Over the past 25-odd years I’ve written some ill-informed hot takes on cricket. I’ve written decent takes that I’ve butchered by stretching the point too far, and some columns that have dwelled too long on individual failings. Not once in the past 10 years, not that I can recall anyway, has anybody at NZC contacted me or my editors to criticise or even point out those misjudgements. They even seem grateful for the bad stuff under the no-such-thing-as-bad-publicity communications clause.
Rugby has a different attitude and it’s embedded deep into their psyche. They actually have people send emails to editors bitching about stories. They believe the media is out to get them and that any criticism is an example of playing the man not the ball. The subtext of that is that rugby reporters should bow down and appreciate just how lucky they are that they get to cover the greatest team the world has ever known. And in all honesty, many do.

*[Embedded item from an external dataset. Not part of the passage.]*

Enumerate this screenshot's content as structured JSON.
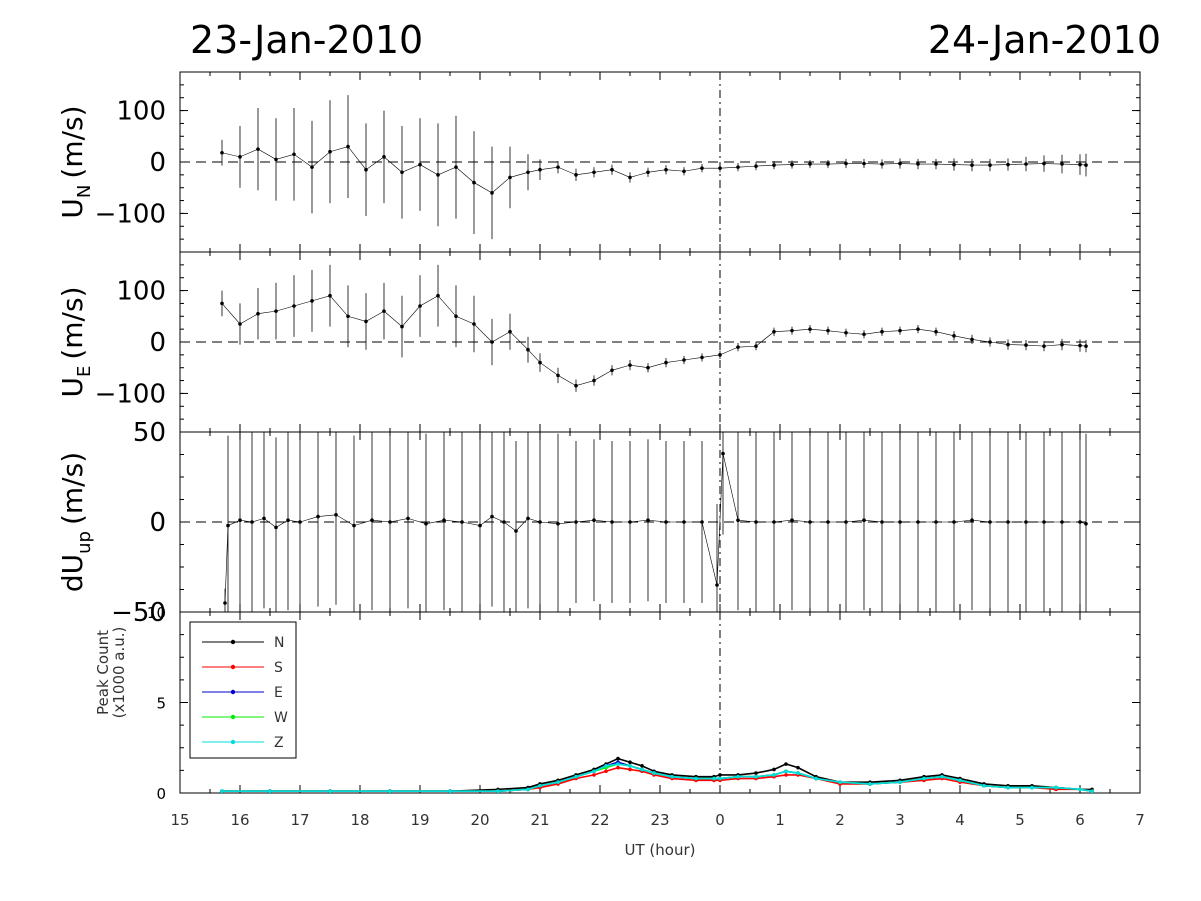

Compared, say, to the way the English cover football or Australians cover league, New Zealand’s coverage of rugby is obsequious. But if you ask Steve Tew, Grant Fox or the many others of that ilk who have come before or after them about the reams of glowing testimony rugby gets, they’ll instead remember a line Chris Rattue wrote about someone that was really mean.

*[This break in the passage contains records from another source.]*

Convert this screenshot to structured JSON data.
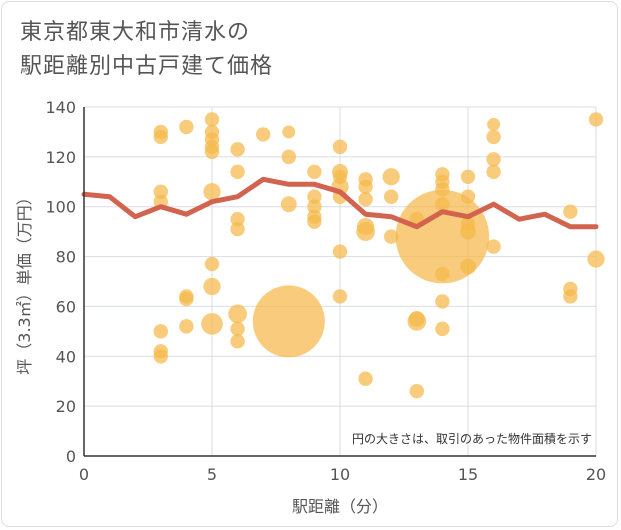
{
  "chart_data": {
    "type": "scatter",
    "title_line1": "東京都東大和市清水の",
    "title_line2": "駅距離別中古戸建て価格",
    "xlabel": "駅距離（分）",
    "ylabel": "坪（3.3㎡）単価（万円）",
    "note": "円の大きさは、取引のあった物件面積を示す",
    "xlim": [
      0,
      20
    ],
    "ylim": [
      0,
      140
    ],
    "x_ticks": [
      0,
      5,
      10,
      15,
      20
    ],
    "y_ticks": [
      0,
      20,
      40,
      60,
      80,
      100,
      120,
      140
    ],
    "grid": true,
    "colors": {
      "bubble": "#f5b84a",
      "line": "#d2634f",
      "grid": "#d9dde3"
    },
    "points": [
      {
        "x": 3,
        "y": 130,
        "s": 1
      },
      {
        "x": 3,
        "y": 128,
        "s": 1
      },
      {
        "x": 3,
        "y": 106,
        "s": 1
      },
      {
        "x": 3,
        "y": 102,
        "s": 1
      },
      {
        "x": 3,
        "y": 50,
        "s": 1
      },
      {
        "x": 3,
        "y": 42,
        "s": 1
      },
      {
        "x": 3,
        "y": 40,
        "s": 1
      },
      {
        "x": 4,
        "y": 132,
        "s": 1
      },
      {
        "x": 4,
        "y": 64,
        "s": 1
      },
      {
        "x": 4,
        "y": 63,
        "s": 1
      },
      {
        "x": 4,
        "y": 52,
        "s": 1
      },
      {
        "x": 5,
        "y": 135,
        "s": 1
      },
      {
        "x": 5,
        "y": 130,
        "s": 1
      },
      {
        "x": 5,
        "y": 127,
        "s": 1
      },
      {
        "x": 5,
        "y": 124,
        "s": 1
      },
      {
        "x": 5,
        "y": 122,
        "s": 1
      },
      {
        "x": 5,
        "y": 106,
        "s": 1.2
      },
      {
        "x": 5,
        "y": 77,
        "s": 1
      },
      {
        "x": 5,
        "y": 68,
        "s": 1.2
      },
      {
        "x": 5,
        "y": 53,
        "s": 1.5
      },
      {
        "x": 6,
        "y": 123,
        "s": 1
      },
      {
        "x": 6,
        "y": 114,
        "s": 1
      },
      {
        "x": 6,
        "y": 95,
        "s": 1
      },
      {
        "x": 6,
        "y": 91,
        "s": 1
      },
      {
        "x": 6,
        "y": 57,
        "s": 1.3
      },
      {
        "x": 6,
        "y": 51,
        "s": 1
      },
      {
        "x": 6,
        "y": 46,
        "s": 1
      },
      {
        "x": 7,
        "y": 129,
        "s": 1
      },
      {
        "x": 8,
        "y": 130,
        "s": 0.9
      },
      {
        "x": 8,
        "y": 120,
        "s": 1
      },
      {
        "x": 8,
        "y": 101,
        "s": 1.1
      },
      {
        "x": 8,
        "y": 54,
        "s": 5
      },
      {
        "x": 9,
        "y": 114,
        "s": 1
      },
      {
        "x": 9,
        "y": 104,
        "s": 1
      },
      {
        "x": 9,
        "y": 100,
        "s": 1
      },
      {
        "x": 9,
        "y": 96,
        "s": 1
      },
      {
        "x": 9,
        "y": 94,
        "s": 1
      },
      {
        "x": 10,
        "y": 124,
        "s": 1
      },
      {
        "x": 10,
        "y": 114,
        "s": 1.1
      },
      {
        "x": 10,
        "y": 112,
        "s": 1
      },
      {
        "x": 10,
        "y": 108,
        "s": 1.2
      },
      {
        "x": 10,
        "y": 104,
        "s": 1
      },
      {
        "x": 10,
        "y": 82,
        "s": 1
      },
      {
        "x": 10,
        "y": 64,
        "s": 1
      },
      {
        "x": 11,
        "y": 111,
        "s": 1
      },
      {
        "x": 11,
        "y": 108,
        "s": 1
      },
      {
        "x": 11,
        "y": 103,
        "s": 1
      },
      {
        "x": 11,
        "y": 92,
        "s": 1.2
      },
      {
        "x": 11,
        "y": 90,
        "s": 1.3
      },
      {
        "x": 11,
        "y": 31,
        "s": 1
      },
      {
        "x": 12,
        "y": 112,
        "s": 1.2
      },
      {
        "x": 12,
        "y": 104,
        "s": 1
      },
      {
        "x": 12,
        "y": 88,
        "s": 1
      },
      {
        "x": 13,
        "y": 95,
        "s": 1
      },
      {
        "x": 13,
        "y": 55,
        "s": 1.1
      },
      {
        "x": 13,
        "y": 54,
        "s": 1.3
      },
      {
        "x": 13,
        "y": 26,
        "s": 1
      },
      {
        "x": 14,
        "y": 113,
        "s": 1
      },
      {
        "x": 14,
        "y": 110,
        "s": 1
      },
      {
        "x": 14,
        "y": 107,
        "s": 1
      },
      {
        "x": 14,
        "y": 101,
        "s": 1
      },
      {
        "x": 14,
        "y": 88,
        "s": 6.5
      },
      {
        "x": 14,
        "y": 73,
        "s": 1
      },
      {
        "x": 14,
        "y": 62,
        "s": 1
      },
      {
        "x": 14,
        "y": 51,
        "s": 1
      },
      {
        "x": 15,
        "y": 112,
        "s": 1
      },
      {
        "x": 15,
        "y": 104,
        "s": 1
      },
      {
        "x": 15,
        "y": 93,
        "s": 1
      },
      {
        "x": 15,
        "y": 90,
        "s": 1.1
      },
      {
        "x": 15,
        "y": 76,
        "s": 1.1
      },
      {
        "x": 16,
        "y": 133,
        "s": 0.9
      },
      {
        "x": 16,
        "y": 128,
        "s": 1
      },
      {
        "x": 16,
        "y": 119,
        "s": 1
      },
      {
        "x": 16,
        "y": 114,
        "s": 1
      },
      {
        "x": 16,
        "y": 84,
        "s": 1
      },
      {
        "x": 19,
        "y": 98,
        "s": 1
      },
      {
        "x": 19,
        "y": 67,
        "s": 1
      },
      {
        "x": 19,
        "y": 64,
        "s": 1
      },
      {
        "x": 20,
        "y": 135,
        "s": 1
      },
      {
        "x": 20,
        "y": 79,
        "s": 1.2
      }
    ],
    "trend": {
      "x": [
        0,
        1,
        2,
        3,
        4,
        5,
        6,
        7,
        8,
        9,
        10,
        11,
        12,
        13,
        14,
        15,
        16,
        17,
        18,
        19,
        20
      ],
      "y": [
        105,
        104,
        96,
        100,
        97,
        102,
        104,
        111,
        109,
        109,
        106,
        97,
        96,
        92,
        98,
        96,
        101,
        95,
        97,
        92,
        92
      ]
    }
  }
}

Their post-match performance was a crystallisation of that bull-headed angst. Instead of fronting up – now there’s a good rugby term – and showing perhaps even a hint of vulnerability, they expected the worst, so further muddied the waters by shielding the coach and instead issuing a mealy statement from the CEO.
Imagine how much more powerful the imagery could have been, and how much shorter the story cycle would have been, if Foster and Robinson had appeared together on Sunday; if Foster had acknowledged the poor results and said how determined he was to put them right; if Robinson had reminded the media that Foster was contracted through to the end of the World Cup and while he and NZR were concerned about the results, their primary focus was to determine what resources the coaches needed to put it right.
Instead it’s Wednesday evening, I’m still (loosely) writing about a poor test and I have no idea what NZR is doing with the coaching staff ahead of the mini-tour to South Africa.